De entrada, porque el Parlament no tenía competencias para tal declaración formal; aunque nadie se rasga las vestiduras cuando se entra en declaraciones que afectan a la esfera internacional. Son frecuentes declaraciones y condenas contra la falta de respecto a los derechos humanos en países con los que mantenemos muy buenas relaciones y pasan sin pena ni gloria porque, es de cajón, que no alteran un ápice las relaciones diplomáticas. Con la DUI no fue así porque la escenografía orquestada por los independentistas tuvo todo el attrezzo de las grandes convulsiones políticas. Muy lejos de la tapada consulta impulsada por Artur Mas en 2014.

Los indultos eran necesarios porque las sentencias eran excesivas, si se atiende a la materia delictiva estricta, en comparación con figuras delictivas parecidas en otros estados europeos; sobre todo de nuestro entorno de referencia democrática: la Europa que fundó la Unión Europea, no precisamente la de algunos países de tradición más bien autoritaria.
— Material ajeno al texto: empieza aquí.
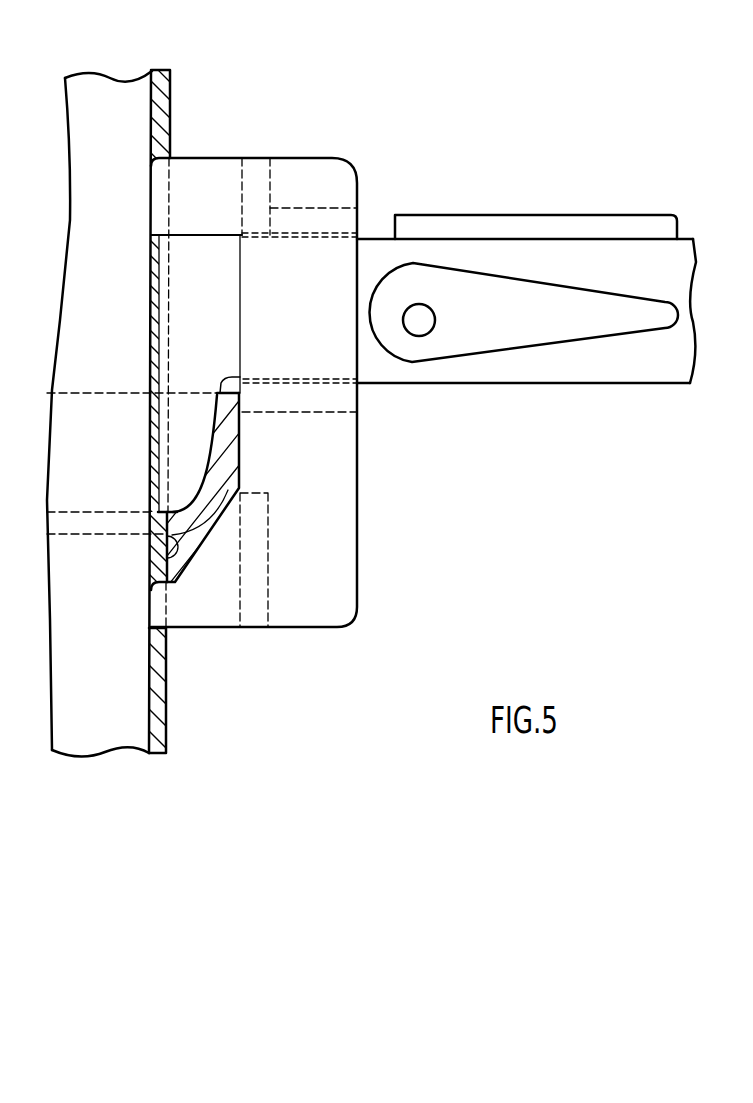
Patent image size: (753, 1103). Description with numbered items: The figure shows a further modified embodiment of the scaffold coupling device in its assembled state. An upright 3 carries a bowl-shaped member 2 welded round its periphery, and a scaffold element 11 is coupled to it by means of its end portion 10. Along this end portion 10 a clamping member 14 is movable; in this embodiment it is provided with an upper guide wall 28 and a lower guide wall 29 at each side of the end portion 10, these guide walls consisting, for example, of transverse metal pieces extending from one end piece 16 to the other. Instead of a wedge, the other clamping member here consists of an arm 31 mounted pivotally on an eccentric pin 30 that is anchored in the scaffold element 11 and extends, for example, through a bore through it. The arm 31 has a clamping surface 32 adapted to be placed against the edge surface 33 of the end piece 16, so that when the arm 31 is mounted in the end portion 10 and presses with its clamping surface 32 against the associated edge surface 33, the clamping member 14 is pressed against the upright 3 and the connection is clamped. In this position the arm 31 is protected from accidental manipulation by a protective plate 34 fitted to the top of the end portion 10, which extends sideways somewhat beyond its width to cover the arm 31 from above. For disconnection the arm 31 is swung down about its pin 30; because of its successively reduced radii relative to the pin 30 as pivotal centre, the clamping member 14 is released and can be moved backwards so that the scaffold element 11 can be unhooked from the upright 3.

El tribunal sentenciador del ‘procés’ se fundamentó en una ley jurídicamente anacrónica y extensiva, por la que pueden entrar, a criterio de los tribunales, una discrecional gama de supuestos. Por eso, la sentencia por sedición, al parecer de muchos y entre ellos juristas prestigiosos que incluso están por la desaparición del supuesto, fue injusta porque la fuente de derecho, la ley que establece el delito de sedición aunque modificada en 1995, se inserta en el aparataje jurídico de un sistema judicial duro; diseñado para legitimar la dictadura y su forma de gobierno. No ayudó, tampoco, que el tribunal sentenciador no fuera sensible a los argumentos de las defensas y diera, en cambio, toda la credibilidad a los hechos expuestos por la fiscalía, refrito exacto de los atestados de la Guardia Civil. Opinión sin duda de parte, cuando se trata de un cuerpo francamente impopular en Catalunya que operaba, diríase, en tierra hostil.

Este momento de los indultos coincide, en el tiempo, con la entrada de la sentencia del Supremo a trámite en el tribunal europeo. Algunos piensan que el Gobierno, con los indultos, trataría de minimizar el revés que la justicia europea pudiera dar al tribunal sentenciador del ‘procés’ por la dureza de la sentencia; por un delito generalmente inexistente en la Europa de tradición democrática.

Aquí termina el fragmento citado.